Friday, November 16, 2012

Tertullian Makes Clear that Justin and Irenaeus Wrote Two Different Works Against the Valentinians

My exposition will be limited to the original teachings of their chief teachers (= the Valentinians); it will not include the high-flying leaders of the mass of followers. I hope no one will say (because of this limitation) that I have invented this material for the occasion. No indeed, many men who were renowned for their holiness and their leadership, who were not only our predecessors but also contemporaries of those very her- esiarchs, have exposed and refuted them in learned volumes. I refer to Justin, philosopher and martyr, Miltiades, that churchly sage, Irenaeus, an eager discoverer of all doctrines, and our own Proculus, the living exemplar of a chaste old age and of Christian eloquence. In their footsteps I might hope to follow in all works of faith, just as I do in this work. Now if in reality there are no heresies at all (as you must believe if you assume those who refuted them invented them), the apostle who predicted them lied. But if in fact they do exist, they were none other than those which were examined by these men; no one can be considered to have enough leisure to invent material for his pen when he already has it at hand. (Against the Valentinians 5)

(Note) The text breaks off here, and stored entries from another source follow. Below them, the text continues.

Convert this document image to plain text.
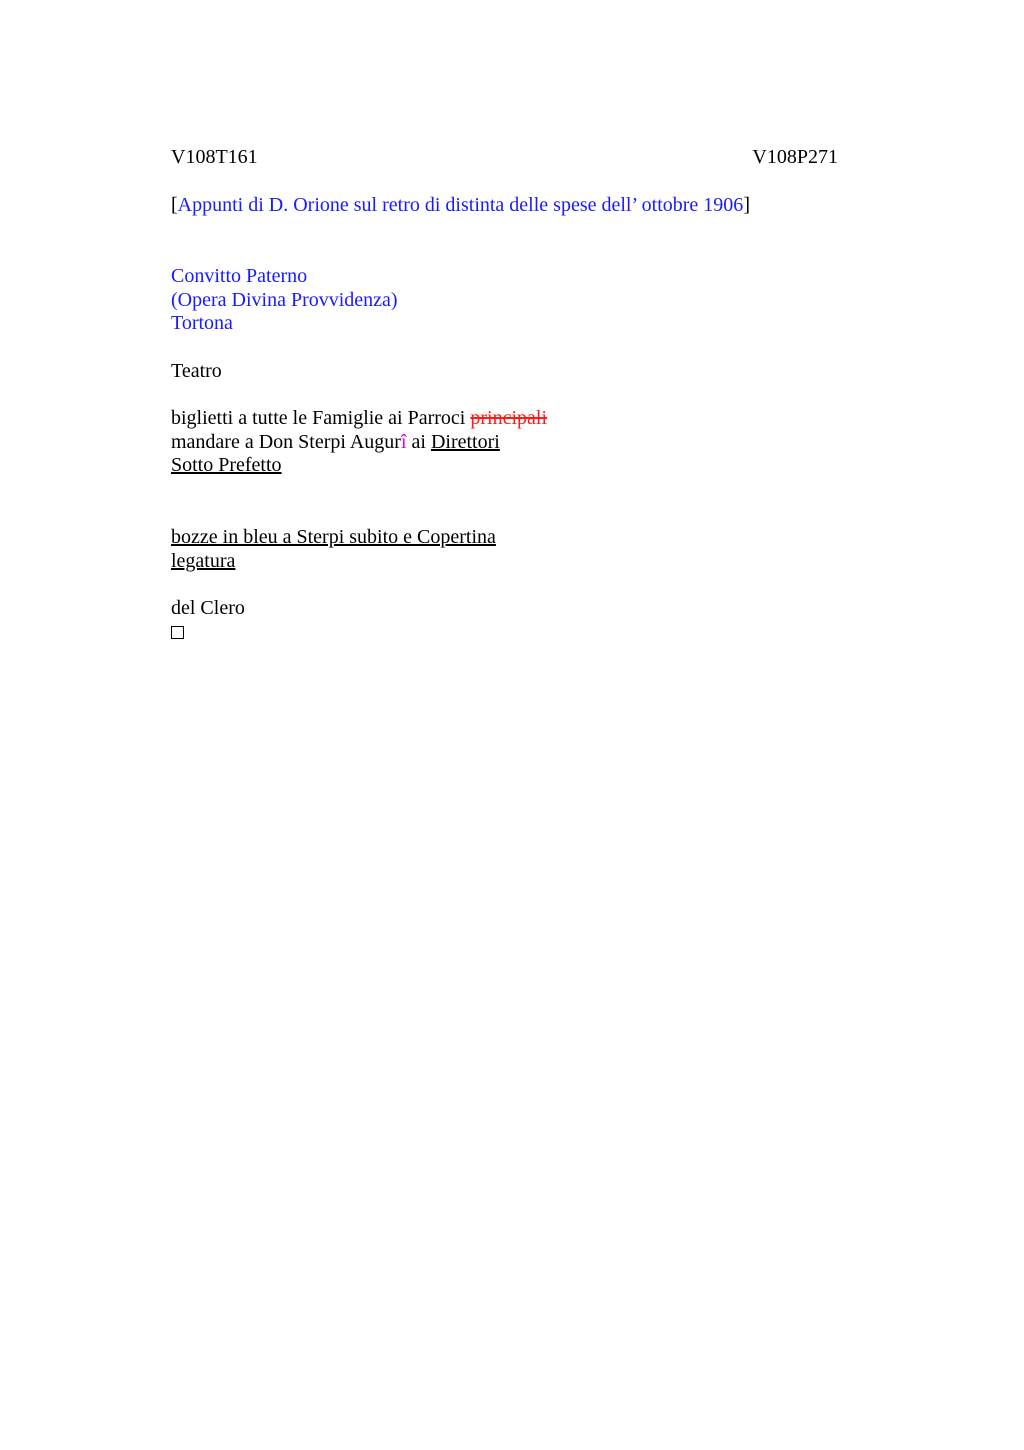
V108T161	V108P271
[Appunti di D. Orione sul retro di distinta delle spese dell’ ottobre 1906]
Convitto Paterno
(Opera Divina Provvidenza)
Tortona
Teatro
biglietti a tutte le Famiglie ai Parroci principali
mandare a Don Sterpi Augurî ai Direttori
Sotto Prefetto
bozze in bleu a Sterpi subito e Copertina
legatura
del Clero
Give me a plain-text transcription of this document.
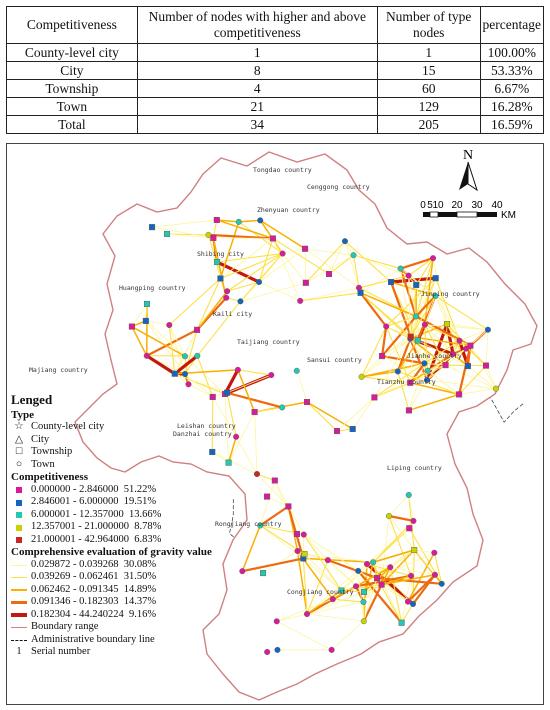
Competitiveness	Number of nodes with higher and above competitiveness	Number of type nodes	percentage
County-level city	1	1	100.00%
City	8	15	53.33%
Township	4	60	6.67%
Town	21	129	16.28%
Total	34	205	16.59%
Tongdao country
Zhenyuan country
Shibing city
Huangping country
Kaili city
Jinping country
Majiang country
Leishan country
Danzhai country
Rongjiang country
Liping country
Congjiang country
Jianhe country
Sansui country
Taijiang country
Tianzhu country
Cenggong country
N
0 5 10 20 30 40
KM
Lenged
Type
☆ County-level city
△ City
□ Township
○ Town
Competitiveness
0.000000 - 2.846000
51.22%
2.846001 - 6.000000
19.51%
6.000001 - 12.357000
13.66%
12.357001 - 21.000000
8.78%
21.000001 - 42.964000
6.83%
Comprehensive evaluation of gravity value
0.029872 - 0.039268
30.08%
0.039269 - 0.062461
31.50%
0.062462 - 0.091345
14.89%
0.091346 - 0.182303
14.37%
0.182304 - 44.240224
9.16%
Boundary range
Administrative boundary line
1 Serial number
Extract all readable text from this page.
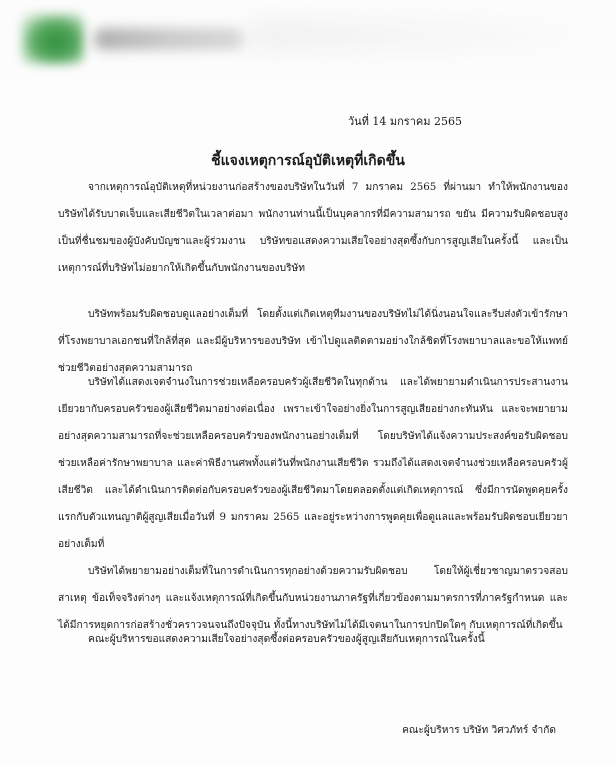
วันที่ 14 มกราคม 2565
ชี้แจงเหตุการณ์อุบัติเหตุที่เกิดขึ้น

จากเหตุการณ์อุบัติเหตุที่หน่วยงานก่อสร้างของบริษัทในวันที่ 7 มกราคม 2565 ที่ผ่านมา ทำให้พนักงานของบริษัทได้รับบาดเจ็บและเสียชีวิตในเวลาต่อมา พนักงานท่านนี้เป็นบุคลากรที่มีความสามารถ ขยัน มีความรับผิดชอบสูง เป็นที่ชื่นชมของผู้บังคับบัญชาและผู้ร่วมงาน บริษัทขอแสดงความเสียใจอย่างสุดซึ้งกับการสูญเสียในครั้งนี้ และเป็นเหตุการณ์ที่บริษัทไม่อยากให้เกิดขึ้นกับพนักงานของบริษัท

บริษัทพร้อมรับผิดชอบดูแลอย่างเต็มที่ โดยตั้งแต่เกิดเหตุทีมงานของบริษัทไม่ได้นิ่งนอนใจและรีบส่งตัวเข้ารักษาที่โรงพยาบาลเอกชนที่ใกล้ที่สุด และมีผู้บริหารของบริษัท เข้าไปดูแลติดตามอย่างใกล้ชิดที่โรงพยาบาลและขอให้แพทย์ช่วยชีวิตอย่างสุดความสามารถ

บริษัทได้แสดงเจตจำนงในการช่วยเหลือครอบครัวผู้เสียชีวิตในทุกด้าน และได้พยายามดำเนินการประสานงานเยียวยากับครอบครัวของผู้เสียชีวิตมาอย่างต่อเนื่อง เพราะเข้าใจอย่างยิ่งในการสูญเสียอย่างกะทันหัน และจะพยายามอย่างสุดความสามารถที่จะช่วยเหลือครอบครัวของพนักงานอย่างเต็มที่ โดยบริษัทได้แจ้งความประสงค์ขอรับผิดชอบช่วยเหลือค่ารักษาพยาบาล และค่าพิธีงานศพทั้งแต่วันที่พนักงานเสียชีวิต รวมถึงได้แสดงเจตจำนงช่วยเหลือครอบครัวผู้เสียชีวิต และได้ดำเนินการติดต่อกับครอบครัวของผู้เสียชีวิตมาโดยตลอดตั้งแต่เกิดเหตุการณ์ ซึ่งมีการนัดพูดคุยครั้งแรกกับตัวแทนญาติผู้สูญเสียเมื่อวันที่ 9 มกราคม 2565 และอยู่ระหว่างการพูดคุยเพื่อดูแลและพร้อมรับผิดชอบเยียวยาอย่างเต็มที่

บริษัทได้พยายามอย่างเต็มที่ในการดำเนินการทุกอย่างด้วยความรับผิดชอบ โดยให้ผู้เชี่ยวชาญมาตรวจสอบสาเหตุ ข้อเท็จจริงต่างๆ และแจ้งเหตุการณ์ที่เกิดขึ้นกับหน่วยงานภาครัฐที่เกี่ยวข้องตามมาตรการที่ภาครัฐกำหนด และได้มีการหยุดการก่อสร้างชั่วคราวจนจนถึงปัจจุบัน ทั้งนี้ทางบริษัทไม่ได้มีเจตนาในการปกปิดใดๆ กับเหตุการณ์ที่เกิดขึ้น

คณะผู้บริหารขอแสดงความเสียใจอย่างสุดซึ้งต่อครอบครัวของผู้สูญเสียกับเหตุการณ์ในครั้งนี้

คณะผู้บริหาร บริษัท วิศวภัทร์ จำกัด
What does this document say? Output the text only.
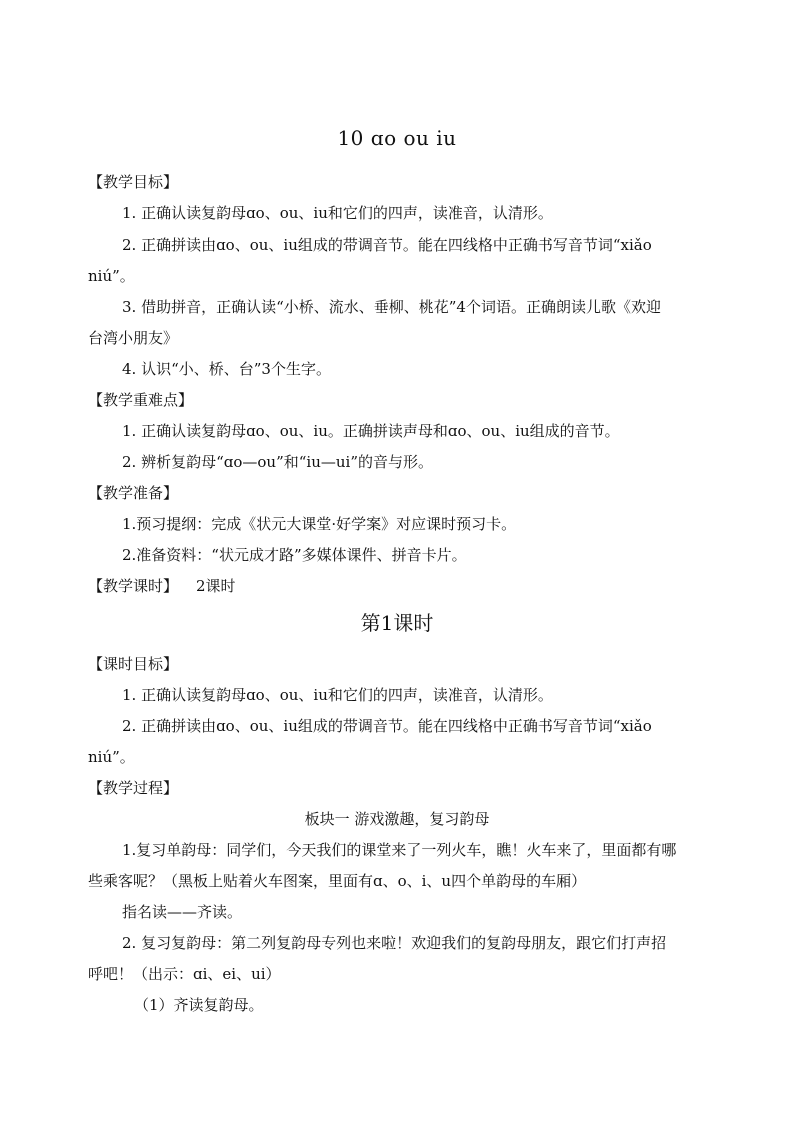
10 ɑo ou iu
【教学目标】
1. 正确认读复韵母ɑo、ou、iu和它们的四声，读准音，认清形。
2. 正确拼读由ɑo、ou、iu组成的带调音节。能在四线格中正确书写音节词“xiǎo
niú”。
3. 借助拼音，正确认读“小桥、流水、垂柳、桃花”4个词语。正确朗读儿歌《欢迎
台湾小朋友》
4. 认识“小、桥、台”3个生字。
【教学重难点】
1. 正确认读复韵母ɑo、ou、iu。正确拼读声母和ɑo、ou、iu组成的音节。
2. 辨析复韵母“ɑo—ou”和“iu—ui”的音与形。
【教学准备】
1.预习提纲：完成《状元大课堂·好学案》对应课时预习卡。
2.准备资料：“状元成才路”多媒体课件、拼音卡片。
【教学课时】 2课时
第1课时
【课时目标】
1. 正确认读复韵母ɑo、ou、iu和它们的四声，读准音，认清形。
2. 正确拼读由ɑo、ou、iu组成的带调音节。能在四线格中正确书写音节词“xiǎo
niú”。
【教学过程】
板块一 游戏激趣，复习韵母
1.复习单韵母：同学们，今天我们的课堂来了一列火车，瞧！火车来了，里面都有哪
些乘客呢？（黑板上贴着火车图案，里面有ɑ、o、i、u四个单韵母的车厢）
指名读——齐读。
2. 复习复韵母：第二列复韵母专列也来啦！欢迎我们的复韵母朋友，跟它们打声招
呼吧！（出示：ɑi、ei、ui）
（1）齐读复韵母。
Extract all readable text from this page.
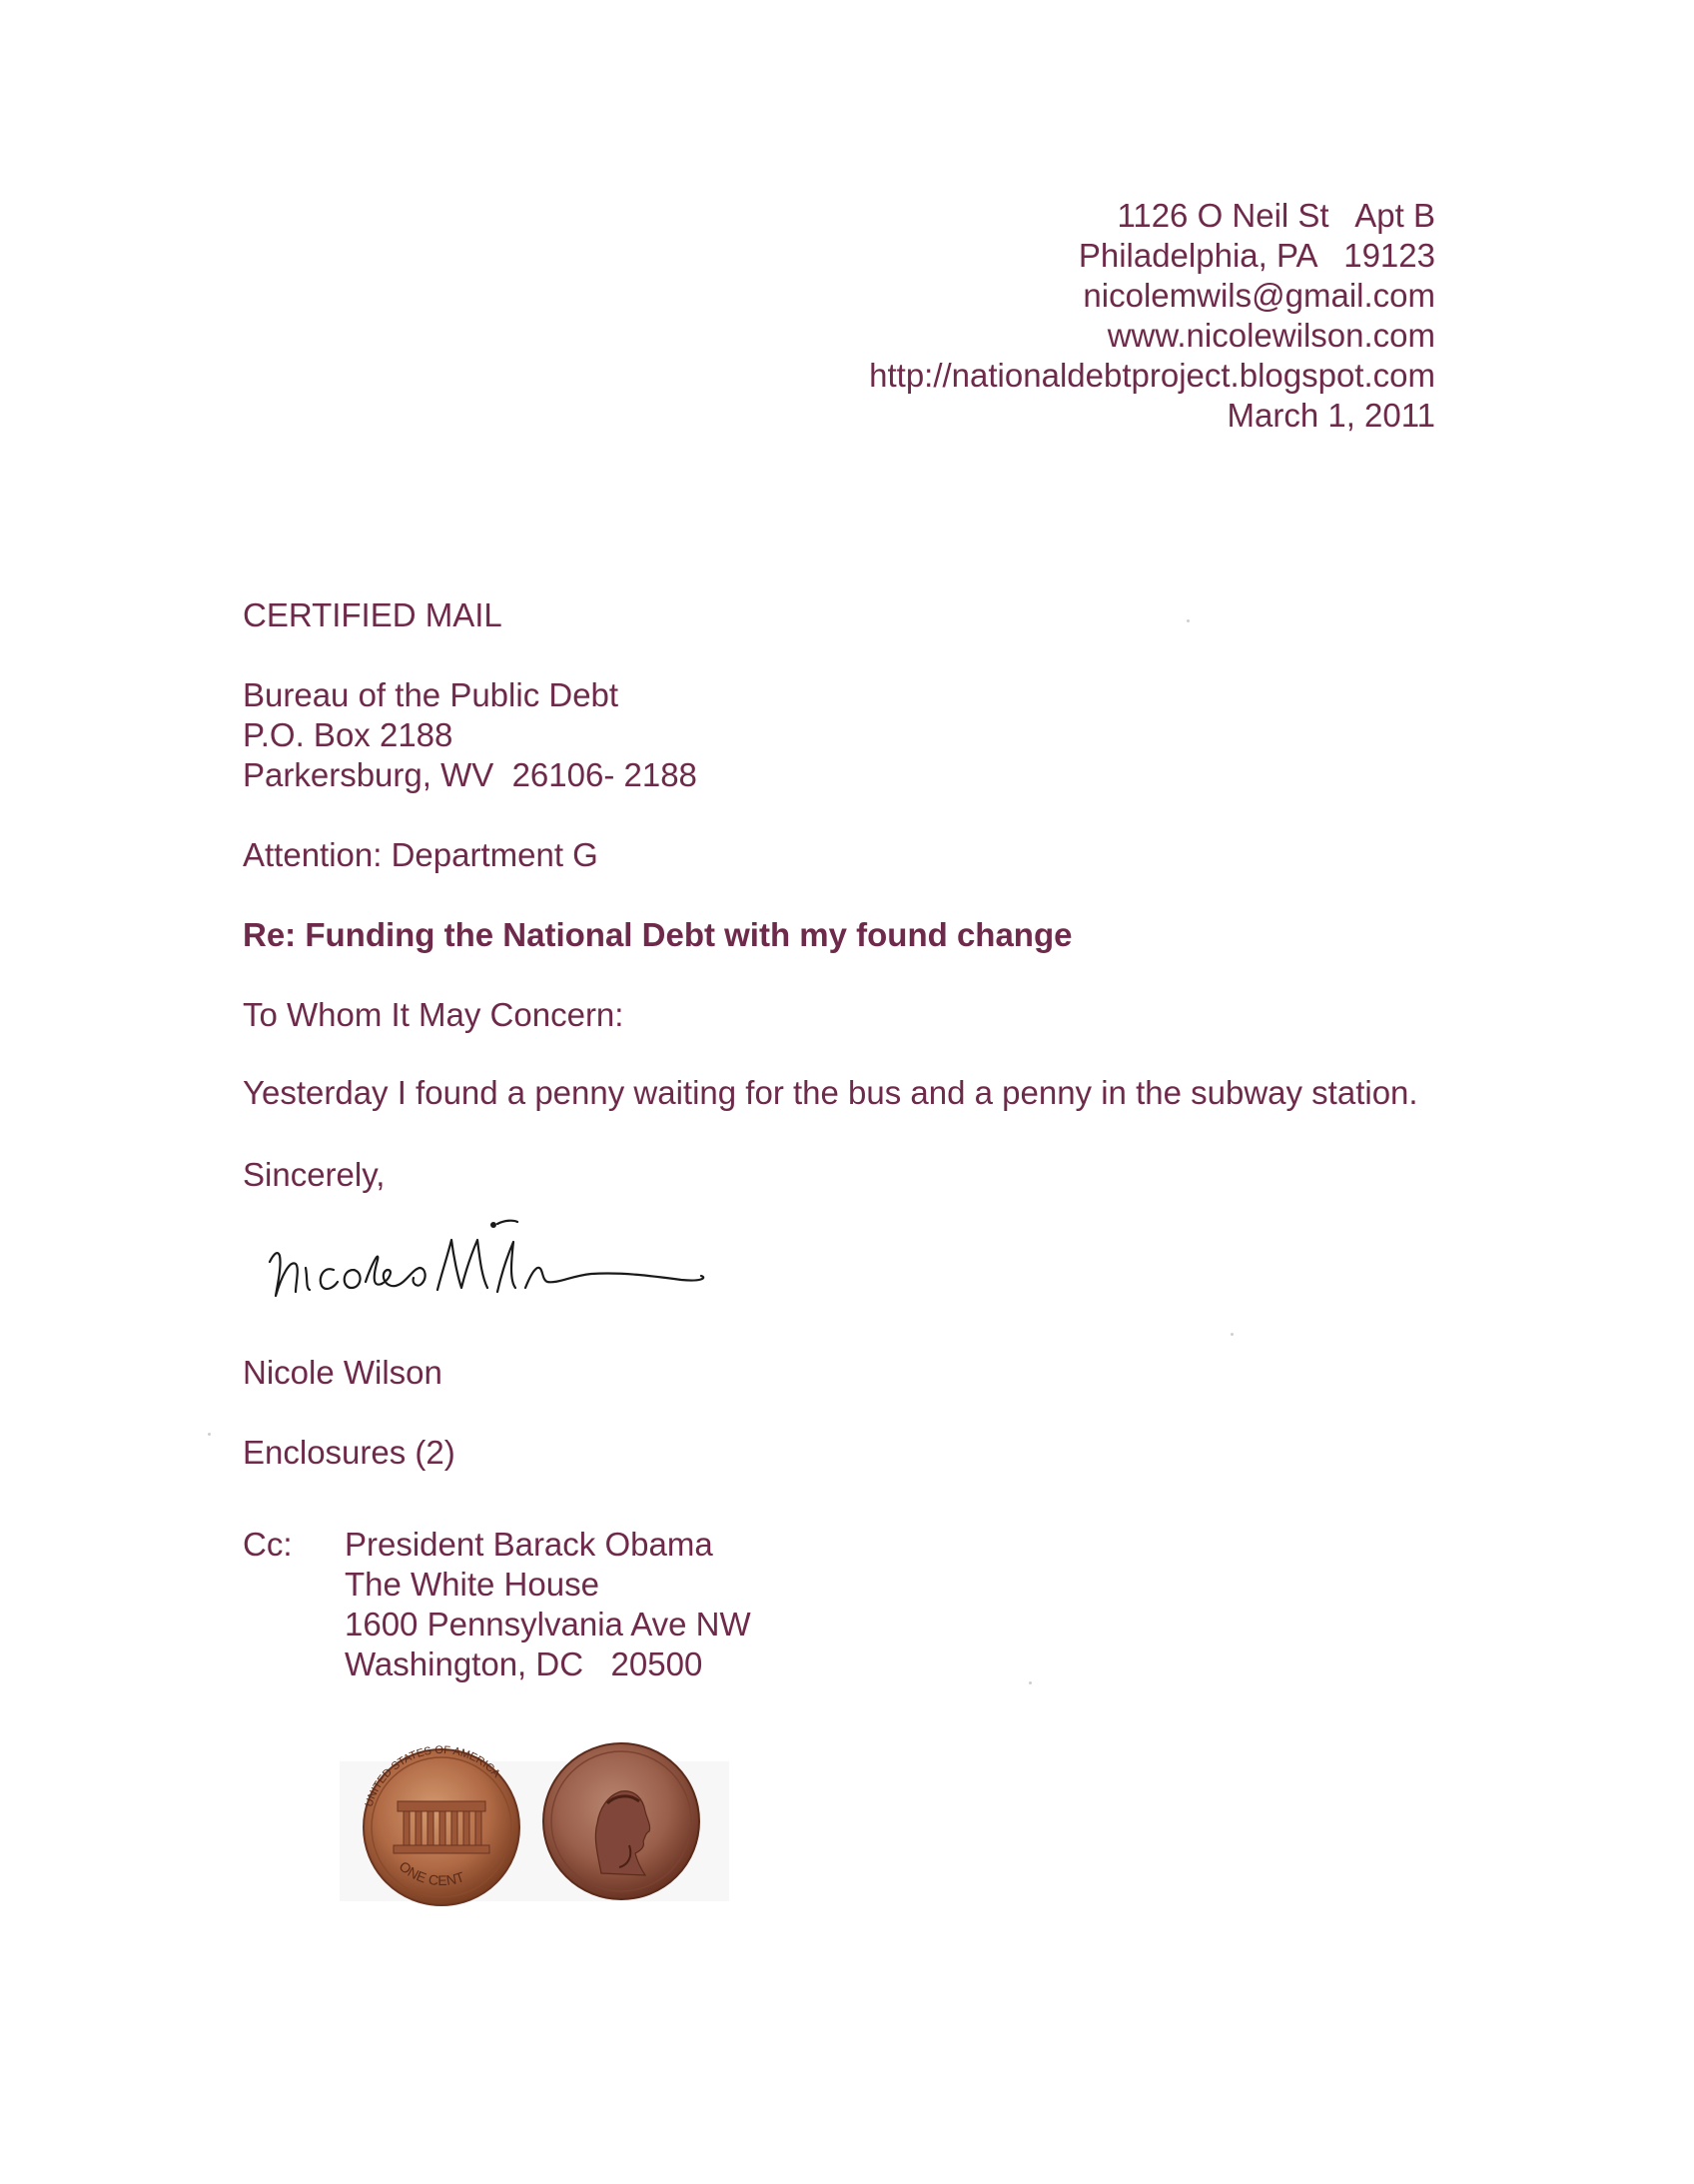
1126 O Neil St   Apt B
Philadelphia, PA   19123
nicolemwils@gmail.com
www.nicolewilson.com
http://nationaldebtproject.blogspot.com
March 1, 2011
CERTIFIED MAIL
Bureau of the Public Debt
P.O. Box 2188
Parkersburg, WV  26106- 2188
Attention: Department G
Re: Funding the National Debt with my found change
To Whom It May Concern:
Yesterday I found a penny waiting for the bus and a penny in the subway station.
Sincerely,
Nicole Wilson
Enclosures (2)
Cc: President Barack Obama
The White House
1600 Pennsylvania Ave NW
Washington, DC   20500
UNITED STATES OF AMERICA
ONE CENT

Clearly then this is a sign that Justin's work and Irenaeus's work (at least with respect to the Valentinians) were very different from one another.  This supports our contention that the Philosophumena's distinctiveness from Irenaeus's Against the Valentinians may be attributable to it deriving its origin from Justin's Syntagma.  I find it particularly intriguing that Valentinus knows of a tradition that the heresiarchs invented the heresies they wrote about (or at least misrepresented them).  This is also reflected to some degree in Hippolytus's report about the Marcites reaction to Irenaeus's report against them.